Historically, the string instance method replace() can only replace the first match.

"aabbcc".replace("b", "_");
//'aa_bcc'

In the above example, replace() only replaces the first b with an underscore.

If you want to replace all matches, you have to use the g modifier of regular expressions.

"aabbcc".replace(/b/g, "_");
//'aa__cc'

Regular expressions are not so convenient and intuitive after all. ES2021 introduces the replaceAll() method, which can replace all matches at once.

"aabbcc".replaceAll("b", "_");
//'aa__cc'

Its usage is the same as replace(), it returns a new string without changing the original string.

String.prototype.replaceAll(searchValue, replacement);

In the above code, searchValue is the search mode, which can be a string or a global regular expression (with the g modifier).

If searchValue is a regular expression without the g modifier, replaceAll() will report an error. This is different from replace().

// No error
"aabbcc".replace(/b/, "_");

// report an error
"aabbcc".replaceAll(/b/, "_");

In the above example, /b/ without the g modifier will cause replaceAll() to report an error.

The second parameter of replaceAll(), replacement, is a string representing the text to be replaced. Some special strings can be used.

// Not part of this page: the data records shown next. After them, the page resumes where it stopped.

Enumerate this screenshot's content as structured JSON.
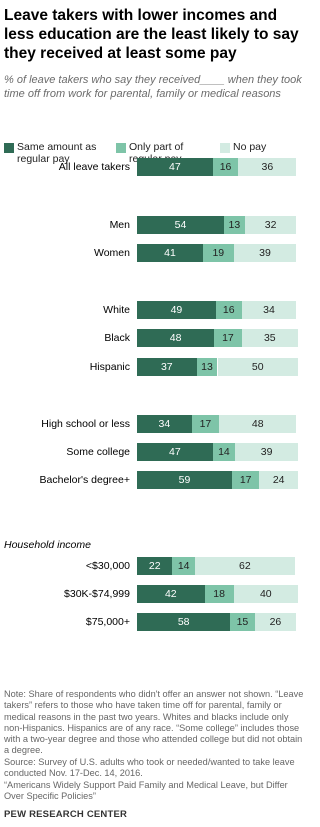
{
  "chart_data": {
    "type": "stacked-bar-horizontal",
    "title": "Leave takers with lower incomes and less education are the least likely to say they received at least some pay",
    "subtitle": "% of leave takers who say they received____ when they took time off from work for parental, family or medical reasons",
    "categories": [
      "All leave takers",
      "Men",
      "Women",
      "White",
      "Black",
      "Hispanic",
      "High school or less",
      "Some college",
      "Bachelor's degree+",
      "<$30,000",
      "$30K-$74,999",
      "$75,000+"
    ],
    "group_label": "Household income",
    "series": [
      {
        "name": "Same amount as regular pay",
        "color": "#2f6b55",
        "values": [
          47,
          54,
          41,
          49,
          48,
          37,
          34,
          47,
          59,
          22,
          42,
          58
        ]
      },
      {
        "name": "Only part of regular pay",
        "color": "#7ec4a8",
        "values": [
          16,
          13,
          19,
          16,
          17,
          13,
          17,
          14,
          17,
          14,
          18,
          15
        ]
      },
      {
        "name": "No pay",
        "color": "#d3ebe2",
        "values": [
          36,
          32,
          39,
          34,
          35,
          50,
          48,
          39,
          24,
          62,
          40,
          26
        ]
      }
    ],
    "note": "Note: Share of respondents who didn't offer an answer not shown. “Leave takers” refers to those who have taken time off for parental, family or medical reasons in the past two years. Whites and blacks include only non-Hispanics. Hispanics are of any race. “Some college” includes those with a two-year degree and those who attended college but did not obtain a degree.",
    "source": "Source: Survey of U.S. adults who took or needed/wanted to take leave conducted Nov. 17-Dec. 14, 2016.",
    "report": "“Americans Widely Support Paid Family and Medical Leave, but Differ Over Specific Policies”",
    "footer": "PEW RESEARCH CENTER"
  }
}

-$&: The matched substring. -$`: Match the text before the result. -$': Match the text after the result. -$n: The content of the nth group that matches successfully, n is a natural number starting from 1. The premise for this parameter to take effect is that the first parameter must be a regular expression. -$$: Refers to the dollar sign $.

Here are some examples.

// $& represents the matched string, which is `b` itself
// So the returned result is consistent with the original string
"abbc".replaceAll("b", "$&");
//'abbc'

// $` represents the string before the matching result
// For the first `b`, $` refers to `a`
// For the second `b`, $` refers to `ab`
"abbc".replaceAll("b", "$`");
//'aaabc'

// $'represents the string after the matching result
// For the first `b`, $'refers to `bc`
// For the second `b`, $'refers to `c`
"abbc".replaceAll("b", `$'`);
//'abccc'

// $1 represents the first group match of the regular expression, referring to `ab`
// $2 represents the second group match of the regular expression, referring to `bc`
"abbc".replaceAll(/(ab)(bc)/g, "$2$1");
//'bcab'

// $$ refers to $
"abc".replaceAll("b", "$$");
//'a$c'

In addition to a string, the second parameter replacement of replaceAll() can also be a function. The return value of the function will replace the text matched by the first parameter searchValue.

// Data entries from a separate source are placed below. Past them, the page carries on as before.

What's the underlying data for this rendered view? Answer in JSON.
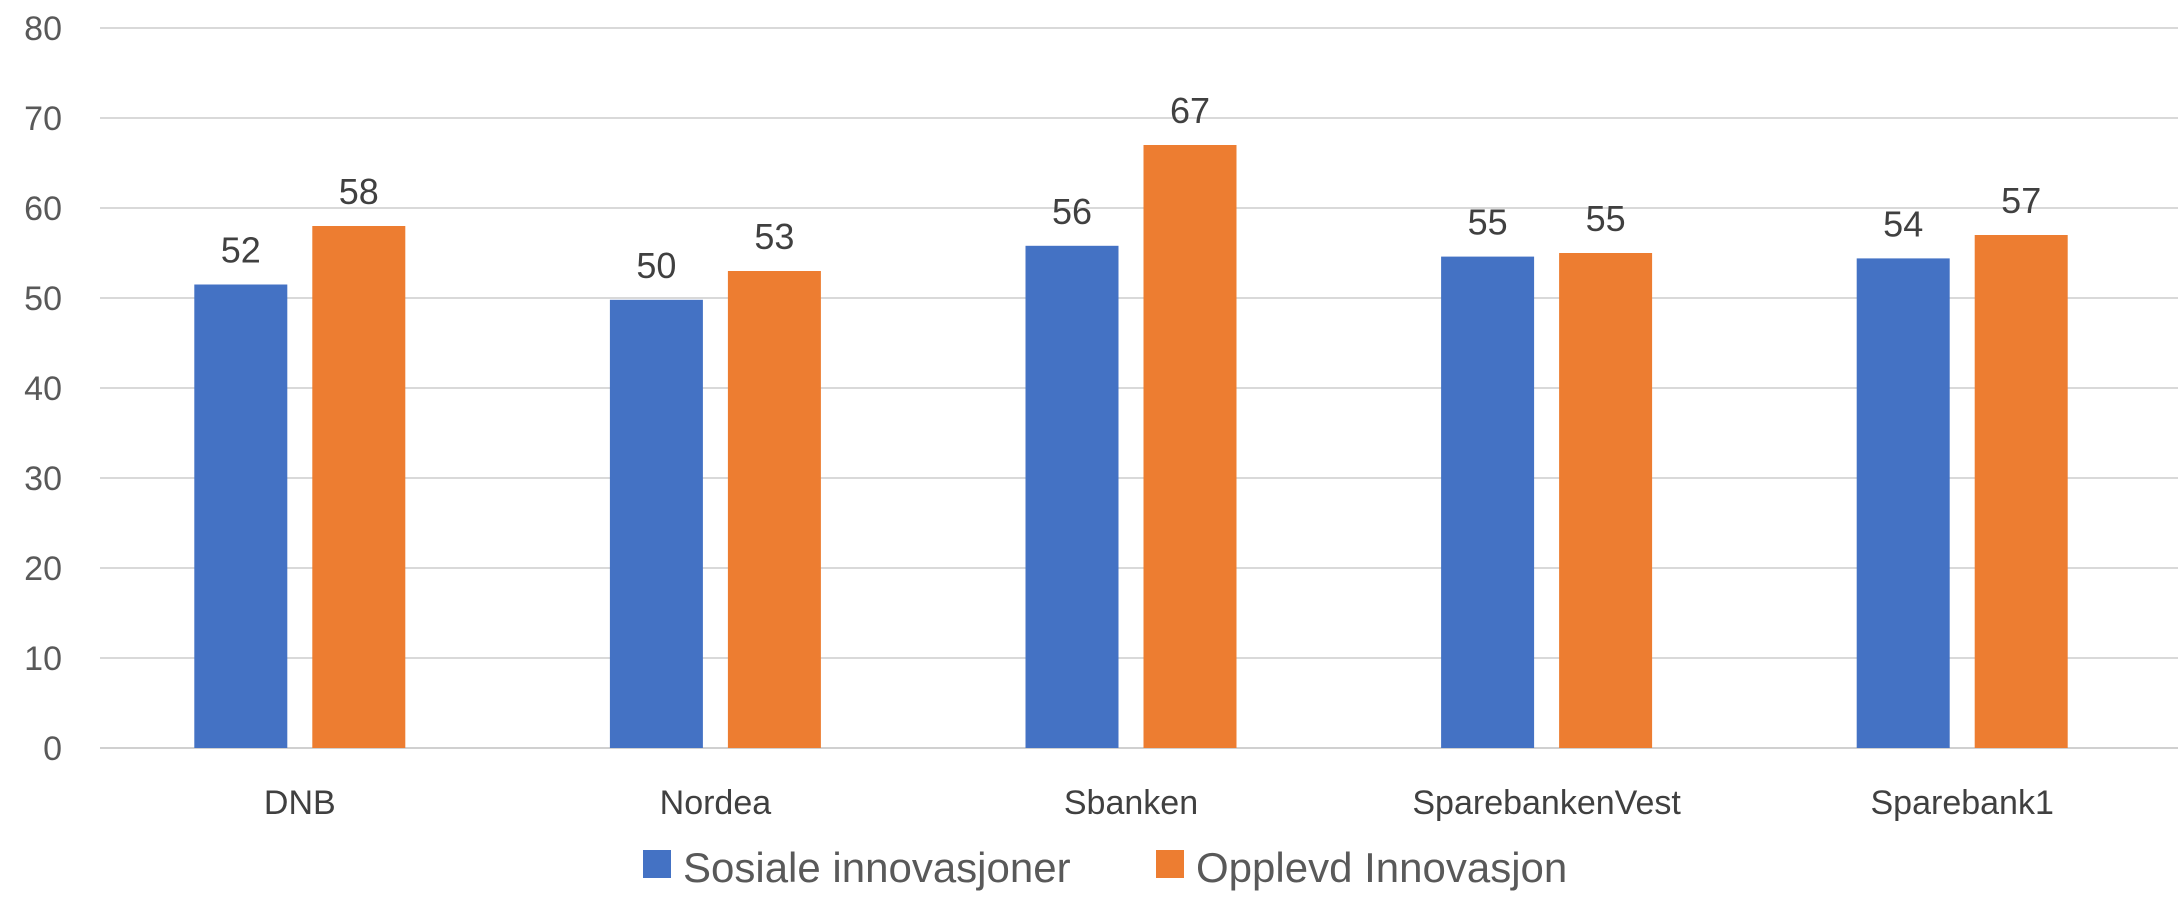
{
  "chart_data": {
    "type": "bar",
    "categories": [
      "DNB",
      "Nordea",
      "Sbanken",
      "SparebankenVest",
      "Sparebank1"
    ],
    "series": [
      {
        "name": "Sosiale innovasjoner",
        "color": "#4472C4",
        "values": [
          51.5,
          49.8,
          55.8,
          54.6,
          54.4
        ],
        "labels": [
          "52",
          "50",
          "56",
          "55",
          "54"
        ]
      },
      {
        "name": "Opplevd Innovasjon",
        "color": "#ED7D31",
        "values": [
          58,
          53,
          67,
          55,
          57
        ],
        "labels": [
          "58",
          "53",
          "67",
          "55",
          "57"
        ]
      }
    ],
    "ylim": [
      0,
      80
    ],
    "yticks": [
      "0",
      "10",
      "20",
      "30",
      "40",
      "50",
      "60",
      "70",
      "80"
    ],
    "grid": true,
    "legend": "bottom"
  }
}
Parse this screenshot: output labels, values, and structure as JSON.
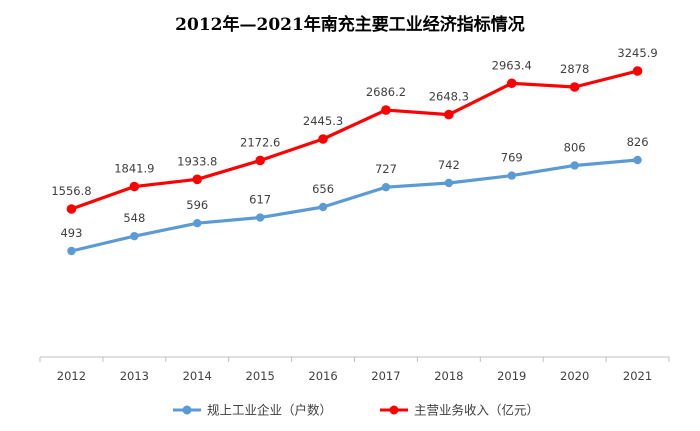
{
  "chart_data": {
    "type": "line",
    "title": "2012年—2021年南充主要工业经济指标情况",
    "categories": [
      "2012",
      "2013",
      "2014",
      "2015",
      "2016",
      "2017",
      "2018",
      "2019",
      "2020",
      "2021"
    ],
    "series": [
      {
        "name": "规上工业企业（户数）",
        "values": [
          493,
          548,
          596,
          617,
          656,
          727,
          742,
          769,
          806,
          826
        ],
        "labels": [
          "493",
          "548",
          "596",
          "617",
          "656",
          "727",
          "742",
          "769",
          "806",
          "826"
        ],
        "color": "#5B9BD5"
      },
      {
        "name": "主营业务收入（亿元）",
        "values": [
          1556.8,
          1841.9,
          1933.8,
          2172.6,
          2445.3,
          2686.2,
          2648.3,
          2963.4,
          2878,
          3245.9
        ],
        "labels": [
          "1556.8",
          "1841.9",
          "1933.8",
          "2172.6",
          "2445.3",
          "2686.2",
          "2648.3",
          "2963.4",
          "2878",
          "3245.9"
        ],
        "color": "#FF0000"
      }
    ],
    "grid": false,
    "legend_position": "bottom"
  }
}
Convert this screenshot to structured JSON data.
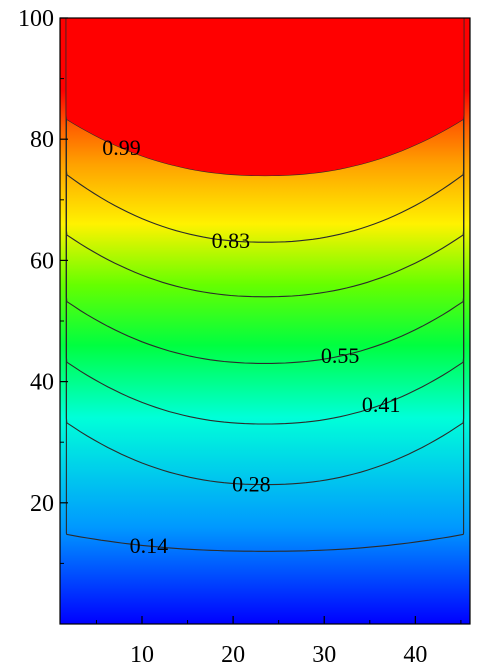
{
  "chart_data": {
    "type": "heatmap",
    "subtype": "filled-contour",
    "title": "",
    "xlabel": "",
    "ylabel": "",
    "xlim": [
      1,
      46
    ],
    "ylim": [
      0,
      100
    ],
    "x_ticks": [
      10,
      20,
      30,
      40
    ],
    "y_ticks": [
      20,
      40,
      60,
      80,
      100
    ],
    "x_tick_labels": [
      "10",
      "20",
      "30",
      "40"
    ],
    "y_tick_labels": [
      "20",
      "40",
      "60",
      "80",
      "100"
    ],
    "colormap": [
      "#0000ff",
      "#00ffff",
      "#00ff00",
      "#ffff00",
      "#ff8000",
      "#ff0000"
    ],
    "value_range": [
      0,
      1
    ],
    "contours": [
      {
        "level": 0.14,
        "label": "0.14",
        "depth_at_center": 12,
        "depth_at_walls": 15,
        "label_x": 11
      },
      {
        "level": 0.28,
        "label": "0.28",
        "depth_at_center": 23,
        "depth_at_walls": 34,
        "label_x": 22
      },
      {
        "level": 0.41,
        "label": "0.41",
        "depth_at_center": 33,
        "depth_at_walls": 44,
        "label_x": 36
      },
      {
        "level": 0.55,
        "label": "0.55",
        "depth_at_center": 43,
        "depth_at_walls": 54,
        "label_x": 32
      },
      {
        "level": 0.69,
        "label": "",
        "depth_at_center": 54,
        "depth_at_walls": 65,
        "label_x": null
      },
      {
        "level": 0.83,
        "label": "0.83",
        "depth_at_center": 63,
        "depth_at_walls": 75,
        "label_x": 20
      },
      {
        "level": 0.99,
        "label": "0.99",
        "depth_at_center": 74,
        "depth_at_walls": 84,
        "label_x": 8
      }
    ]
  }
}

"aabbcc".replaceAll("b", () => "_");
//'aa__cc'

In the above example, the second parameter of replaceAll() is a function whose return value will replace all matches of b.

This replacement function can accept multiple parameters. The first parameter is the captured match content, and the second parameter is captured as a group match (there are as many group matches as there are as many corresponding parameters). In addition, two parameters can be added at the end, the second to last parameter is the position of the captured content in the entire string, and the last parameter is the original string.

const str = "123abc456";
const regex = /(\d+)([az]+)(\d+)/g;

function replacer(match, p1, p2, p3, offset, string) {
  return [p1, p2, p3].join("-");
}

str.replaceAll(regex, replacer);
// 123-abc-456

In the above example, the regular expression has three group matches, so the first parameter match of the replacer() function is the captured match content (ie the string 123abc456), and the following three parameters p1, p2 and p3 are three group matches in turn.